This Month's Top Post on the Insights Into Veterinary Endocrinology Blog

Hypercalcemia in dog

My patient is an 8-year old spayed female mixed-Labrador that presented with marked polydipsia and polyuria. Otherwise, she appears to be feeling well; she has a normal appetite, with no weight loss, vomiting, diarrhea, or coughing.

Her initial work-up identified a high total serum calcium of 13.7 mg/dl (reference interval, 8.9-11.4 mg/dl), which was confirmed two days later (repeat calcium, 13.1 mg/dl). The rest of the serum biochemical analysis (including the serum sodium, potassium, urea nitrogen and creatinine) were normal. The results of a complete blood count were normal and a complete urinalysis was also unremarkable, except for a low urine specific gravity (1.010).

Chest and abdominal radiographs were normal.

A complete calcium panel was next performed (1), with the following results:
Serum ionized calcium (iCa) = 1.63 mmol/L (reference interval, 1.25-1.45)
Serum parathyroid hormone (PTH) = 1.0 pmol/L (0.5 - 5.8)
Plasma parathyroid hormone-related polypeptide (PTHrp) = 0.3 pmol/L (<0.5)
How would you recommend that I proceed in the workup of this dog? I'm considering an abdominal ultrasound and bone marrow exam to look for occult lymphoma, and maybe a trial response to asparaginase?

My Response:

In adult dogs with repeatable hypercalcemia, the two most common causes include primary hyperparathyroidism and malignancy (2,3). Most dogs with primary hyperparathyroidism feel good (normal attitude and appetite), whereas those with hypercalcemia of malignancy tend to be clinically ill (4-7). With the low-normal serum PTH value and measurable (but normal) PTHrp value, neither of those categories can be completely excluded (2,3,8).

With the current assay for PTH employed at DCPAH (1), it's been my observation that a serum PTH value higher than 1 pmol/L is generally consistent with primary hyperparathyroidism and a PTH value lower than 1 is consistent with PTH-independent hypercalcemia (usually neoplasia). However, remember that PTH is a peptide and is subject to breakdown and degradation during shipping, especially if the plasma sample was not kept frozen or at least cool. Therefore, sample handling issues (delay in transit or sample warming) can result in falsely-low serum PTH concentration. If there is any doubt about the sample integrity when it arrived in the lab, a new serum sample should be collected to recheck the PTH concentration. After the serum is collected, it should be immediately frozen and shipped by overnight delivery to the lab (with dry ice or freezer pack) to ensure valid results.

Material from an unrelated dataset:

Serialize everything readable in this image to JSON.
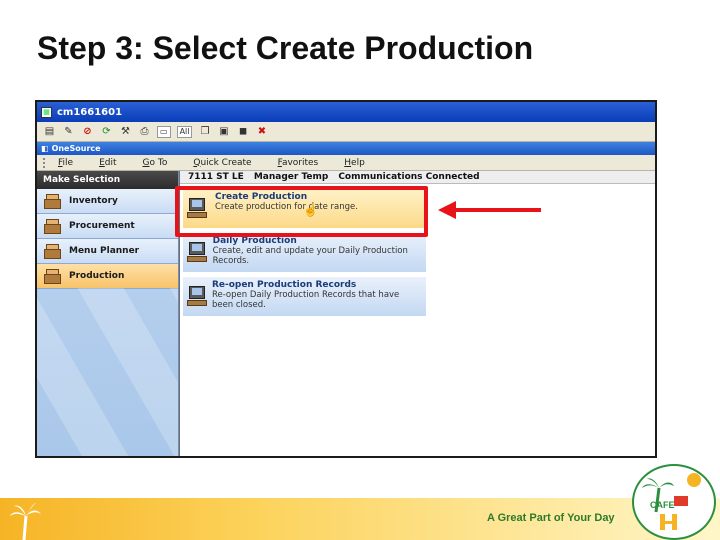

Hypercalcemia associated with Addison's disease is also relatively common in dogs and is possible in this case (9). However, the normal serum concentrations of sodium and potassium and the fact that your dog is not showing signs of serious illness make hypoadrenocorticism unlikely. Most of these hypercalcemic dogs have overt Addison's disease, with moderate to marked hyperkalemia and hyponatremia. That said, you could certainly run a resting cortisol concentration to help exclude hypoadrenocorticism — the finding of a serum cortisol value above 2.0 µg/dl basically rules out Addison's disease (10).

Rare causes of hypercalcemia also include hypervitaminosis D or A and granulomatous disease, so these must be considered (2,3,11,12). Most of the other differentials can be excluded with routine serum biochemical analysis and history (Table 1).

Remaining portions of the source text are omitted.